There are two reasons for shying away from the horse race aspect of the presidential contest: You don’t come to Credit Union Times for electoral handicapping, and speculation this far out is risky at best, foolhardy at worst. Remember all those geniuses who thought that Jimmy Carter would have a cakewalk against a washed-up right-wing former actor?
In keeping with the advice of a friend, who occasionally urges me to “stay in your lane,” this column will focus on the economic components of next year’s election.
Voters have a tendency to re-elect presidents. Since 1900, 15 presidents have sought re-election and of those 10 were successful.
During the past two and a half years, credit unions were, at the very least, on the administration’s radar screen. Administration officials came to the industry’s rescue during the corporate credit union mess and none of its proposals for overhauling financial regulations included killing the NCUA. In addition, the administration also endorsed a proposal for raising the cap on member business loans, although it didn’t push the issue very hard.
Conversely, the regulatory burden of credit unions, and other financial institutions, has increased during the Obama administration. The CARD Act and the financial overhaul bill (complete with a new regulatory agency to pump out even more rules) are some of the hallmarks of Obamanomics.
You can’t blame Obama for the debit interchange issue. Though his best friend in the Senate, Majority Whip Richard Durbin (D-Ill.) is the leader on the issue, the administration’s silence has been deafening. That’s because it isn’t keen on getting in the middle of a fight between retailers and financial institutions. It’s a no-win situation.
Alas, the world doesn’t revolve around credit union issues. If it did, you might see a commercial in which the narrator says, “Our servicemen and servicewomen risk their lives for our nation. And when they come home they deserve every opportunity to prosper. But some financial institutions aren’t making enough business loans to help our veterans. That’s why, if re-elected, President Obama will redouble his efforts to raise the cap on member business loans. Member business loans: Good for credit unions, good for our veterans, good for America."
Despite the absence of MBLs as an issue, myriad economic factors will contribute to the outcome of the 2012 presidential race.

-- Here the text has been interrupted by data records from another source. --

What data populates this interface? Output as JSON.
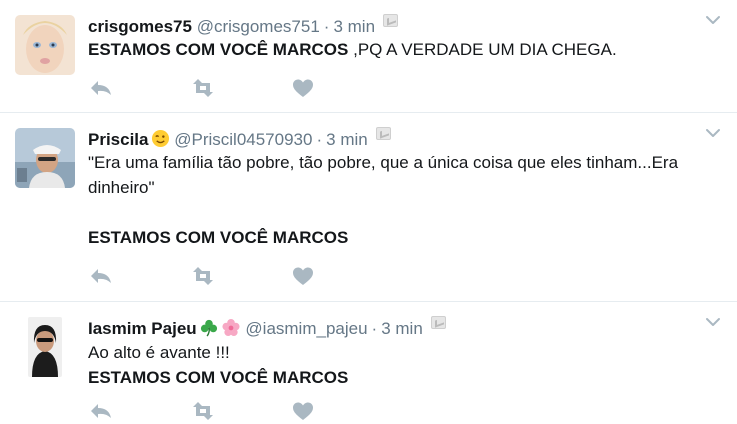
{
  "tweets": [
    {
      "name": "crisgomes75",
      "handle": "@crisgomes751",
      "separator": "·",
      "time": "3 min",
      "body_bold": "ESTAMOS COM VOCÊ MARCOS",
      "body_rest": " ,PQ A VERDADE UM DIA CHEGA."
    },
    {
      "name": "Priscila",
      "emoji": "wink-emoji",
      "handle": "@Priscil04570930",
      "separator": "·",
      "time": "3 min",
      "body_line1": "\"Era uma família tão pobre, tão pobre, que a única coisa que eles tinham...Era",
      "body_line2": "dinheiro\"",
      "body_bold": "ESTAMOS COM VOCÊ MARCOS"
    },
    {
      "name": "Iasmim Pajeu",
      "emojis": [
        "shamrock-emoji",
        "cherry-blossom-emoji"
      ],
      "handle": "@iasmim_pajeu",
      "separator": "·",
      "time": "3 min",
      "body_line1": "Ao alto é avante !!!",
      "body_bold": "ESTAMOS COM VOCÊ MARCOS"
    }
  ],
  "icons": {
    "reply": "reply-icon",
    "retweet": "retweet-icon",
    "like": "heart-icon",
    "menu": "chevron-down-icon"
  },
  "colors": {
    "icon_gray": "#aab8c2",
    "text_secondary": "#657786",
    "divider": "#e6ecf0"
  }
}
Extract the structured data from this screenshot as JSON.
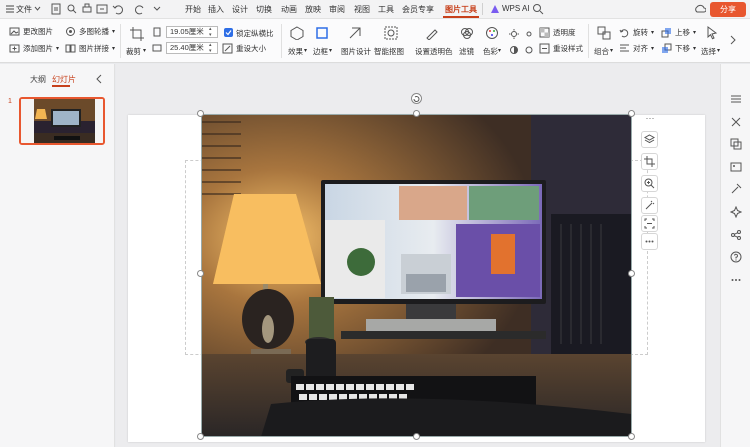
{
  "menubar": {
    "file_label": "文件",
    "tabs": [
      "开始",
      "插入",
      "设计",
      "切换",
      "动画",
      "放映",
      "审阅",
      "视图",
      "工具",
      "会员专享",
      "图片工具"
    ],
    "active_tab": "图片工具",
    "wps_ai_label": "WPS AI",
    "share_label": "分享"
  },
  "ribbon": {
    "change_picture": "更改图片",
    "add_picture": "添加图片",
    "multi_crop": "多图轮播",
    "picture_stitch": "图片拼接",
    "crop": "裁剪",
    "height_value": "19.05厘米",
    "width_value": "25.40厘米",
    "lock_ratio": "锁定纵横比",
    "reset_size": "重设大小",
    "effects": "效果",
    "border": "边框",
    "picture_design": "图片设计",
    "smart_cutout": "智能抠图",
    "set_transparent": "设置透明色",
    "filter": "滤镜",
    "color": "色彩",
    "transparency": "透明度",
    "reset_style": "重设样式",
    "group": "组合",
    "rotate": "旋转",
    "align": "对齐",
    "move_up": "上移",
    "move_down": "下移",
    "select": "选择"
  },
  "leftpane": {
    "tab_outline": "大纲",
    "tab_slides": "幻灯片",
    "slide_number": "1"
  },
  "colors": {
    "accent": "#e8572f",
    "accent_text": "#c7401b",
    "checkbox_blue": "#2e6ee6"
  }
}
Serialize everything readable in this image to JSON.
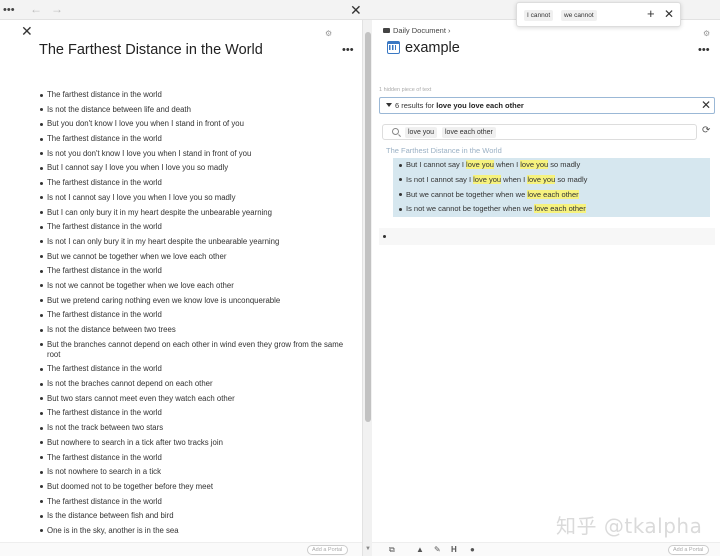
{
  "topbar": {
    "more_label": "•••",
    "back_icon": "arrow-left-icon",
    "forward_icon": "arrow-right-icon",
    "back_glyph": "←",
    "forward_glyph": "→",
    "close_glyph": "✕"
  },
  "find_popover": {
    "term1": "I cannot",
    "term2": "we cannot",
    "add_glyph": "+",
    "close_glyph": "✕"
  },
  "left": {
    "close_glyph": "✕",
    "gear_glyph": "⚙",
    "title": "The Farthest Distance in the World",
    "more_label": "•••",
    "lines": [
      "The farthest distance in the world",
      "Is not the distance between life and death",
      "But you don't know I love you when I stand in front of you",
      "The farthest distance in the world",
      "Is not you don't know I love you when I stand in front of you",
      "But I cannot say I love you when I love you so madly",
      "The farthest distance in the world",
      "Is not I cannot say I love you when I love you so madly",
      "But I can only bury it in my heart despite the unbearable yearning",
      "The farthest distance in the world",
      "Is not I can only bury it in my heart despite the unbearable yearning",
      "But we cannot be together when we love each other",
      "The farthest distance in the world",
      "Is not we cannot be together when we love each other",
      "But we pretend caring nothing even we know love is unconquerable",
      "The farthest distance in the world",
      "Is not the distance between two trees",
      "But the branches cannot depend on each other in wind even they grow from the same root",
      "The farthest distance in the world",
      "Is not the braches cannot depend on each other",
      "But two stars cannot meet even they watch each other",
      "The farthest distance in the world",
      "Is not the track between two stars",
      "But nowhere to search in a tick after two tracks join",
      "The farthest distance in the world",
      "Is not nowhere to search in a tick",
      "But doomed not to be together before they meet",
      "The farthest distance in the world",
      "Is the distance between fish and bird",
      "One is in the sky, another is in the sea"
    ],
    "portal_placeholder": "Add a Portal"
  },
  "right": {
    "breadcrumb": "Daily Document",
    "breadcrumb_sep": "›",
    "gear_glyph": "⚙",
    "title": "example",
    "more_label": "•••",
    "hidden_note": "1 hidden piece of text",
    "results_prefix": "6 results for ",
    "results_query": "love you love each other",
    "results_close": "✕",
    "search_tag1": "love you",
    "search_tag2": "love each other",
    "refresh_glyph": "⟳",
    "group_title": "The Farthest Distance in the World",
    "results": [
      {
        "a": "But I cannot say I ",
        "h1": "love you",
        "b": " when I ",
        "h2": "love you",
        "c": " so madly"
      },
      {
        "a": "Is not I cannot say I ",
        "h1": "love you",
        "b": " when I ",
        "h2": "love you",
        "c": " so madly"
      },
      {
        "a": "But we cannot be together when we ",
        "h1": "love each other",
        "b": "",
        "h2": "",
        "c": ""
      },
      {
        "a": "Is not we cannot be together when we ",
        "h1": "love each other",
        "b": "",
        "h2": "",
        "c": ""
      }
    ],
    "toolbar": {
      "heading_glyph": "H",
      "portal_placeholder": "Add a Portal"
    }
  },
  "watermark": "知乎 @tkalpha"
}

While foreign issues may be a factor, as Bill Clinton’s advisers so succinctly said it in 1992, “It’s the economy, stupid.” That’s why the Obama team is no doubt sweating bullets about the possibility of facing the voters with an unemployment rate above 8%. It was 8.8% in March.

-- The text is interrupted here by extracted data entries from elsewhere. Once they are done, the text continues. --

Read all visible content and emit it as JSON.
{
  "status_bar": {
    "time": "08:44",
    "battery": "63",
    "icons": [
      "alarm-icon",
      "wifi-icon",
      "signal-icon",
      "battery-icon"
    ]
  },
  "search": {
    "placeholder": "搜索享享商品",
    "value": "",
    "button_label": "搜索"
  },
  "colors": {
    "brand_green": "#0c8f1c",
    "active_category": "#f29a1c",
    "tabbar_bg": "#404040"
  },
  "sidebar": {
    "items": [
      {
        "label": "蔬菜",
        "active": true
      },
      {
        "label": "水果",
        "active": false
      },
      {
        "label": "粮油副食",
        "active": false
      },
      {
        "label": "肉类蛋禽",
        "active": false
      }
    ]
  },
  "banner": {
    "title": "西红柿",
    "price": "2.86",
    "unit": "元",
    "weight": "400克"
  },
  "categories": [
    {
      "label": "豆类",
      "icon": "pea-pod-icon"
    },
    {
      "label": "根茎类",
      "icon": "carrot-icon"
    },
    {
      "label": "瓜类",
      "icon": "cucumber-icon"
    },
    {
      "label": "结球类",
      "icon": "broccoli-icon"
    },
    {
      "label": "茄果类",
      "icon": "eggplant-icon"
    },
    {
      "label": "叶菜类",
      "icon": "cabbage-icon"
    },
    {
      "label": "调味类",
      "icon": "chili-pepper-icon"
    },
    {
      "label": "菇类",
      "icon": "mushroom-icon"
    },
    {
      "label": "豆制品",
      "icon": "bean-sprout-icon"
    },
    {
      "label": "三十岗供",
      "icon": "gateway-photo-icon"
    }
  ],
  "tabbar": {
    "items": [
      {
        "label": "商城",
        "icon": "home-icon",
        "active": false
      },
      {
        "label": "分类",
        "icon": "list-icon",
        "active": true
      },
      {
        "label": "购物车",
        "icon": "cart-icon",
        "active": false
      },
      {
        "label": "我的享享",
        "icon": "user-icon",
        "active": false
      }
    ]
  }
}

Though the government generates considerable economic data, the unemployment rate is often the figure that resonates most with voters.
Obama and his advisers can, however, take some solace in the fact that there isn’t always a correlation between mediocre employment numbers and a president’s political fate.

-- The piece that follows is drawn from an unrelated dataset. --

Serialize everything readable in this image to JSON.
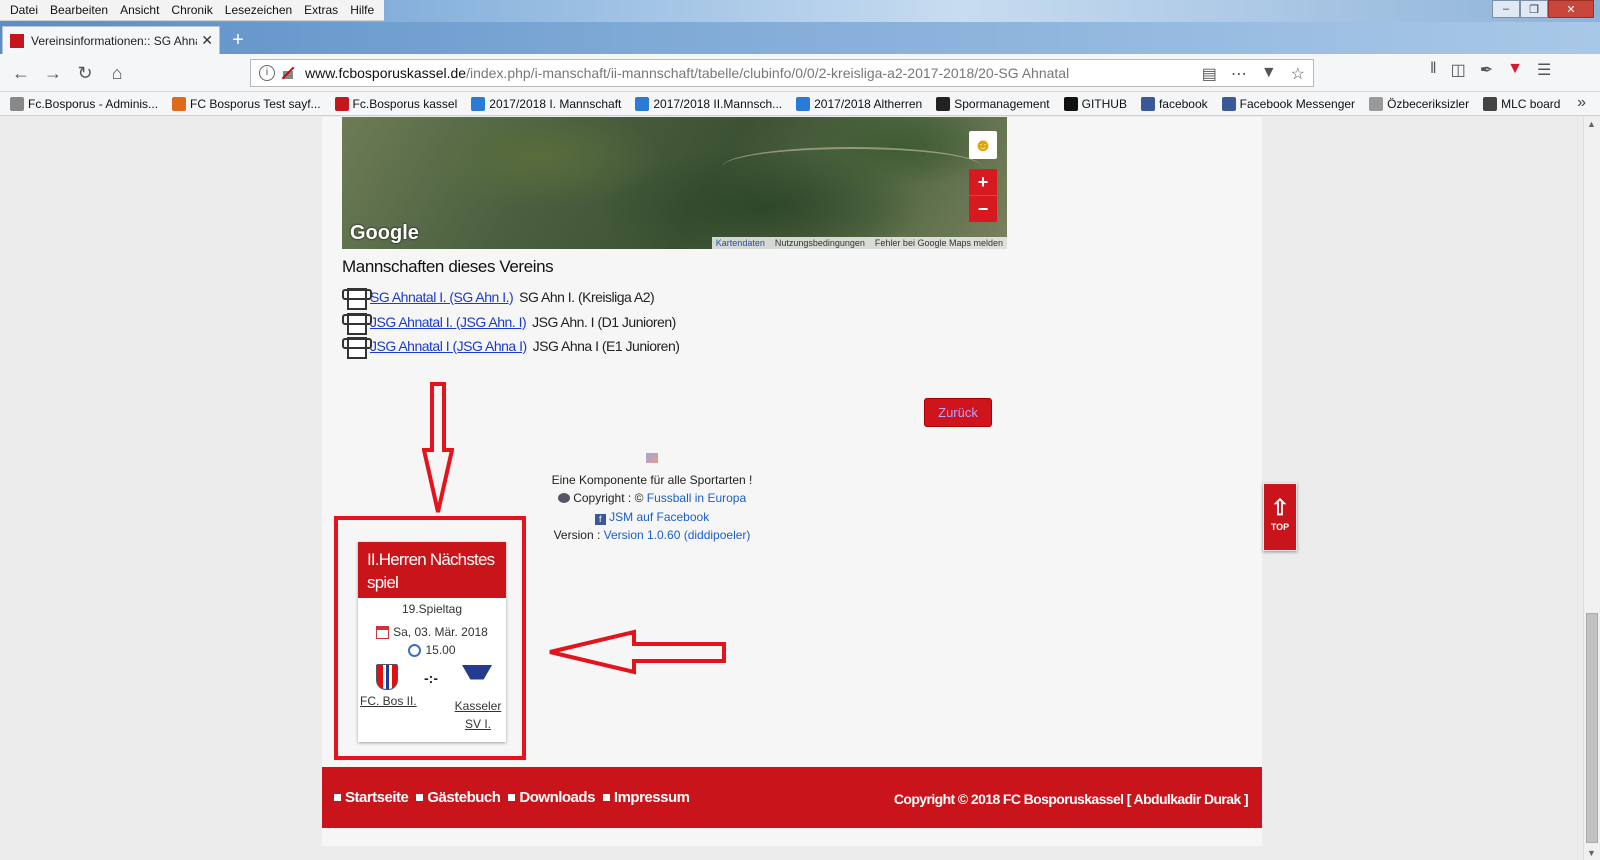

In October 1980, the unemployment rate was 7.5% and the aforementioned Carter lost to the one-time co-star of “Bedtime for Bonzo.”
During that campaign, Ronald Reagan gave this economics lesson: “A recession is when your neighbor loses his job. A depression is when you lose yours. And recovery is when Jimmy Carter loses his.”
The economy got even worse during the early part of Reagan’s presidency and unemployment peaked at 10.8% in December 1982. However, by the time Reagan faced the voters again, conditions had improved. His campaign ran ads proclaiming that it was “morning in America,” even though in October 1984, the unemployment rate was 7.4%. Reagan carried 49 states.
The first President Bush lost re-election in 1992 with an unemployment rate of 7.3%.
Of course, it’s much better to face voters with really low unemployment. President Clinton sailed to re-election in 1996 when unemployment was 5.2% and the second President Bush won in 2006 when the rate was 5.1%.
Since Obama won’t be blessed with those kinds of numbers, he will embrace economic initiatives that are popular. That’s why he has supported budget cuts.
The nation’s economic tumult and other factors guarantee considerable uncertainty between now and November 2012.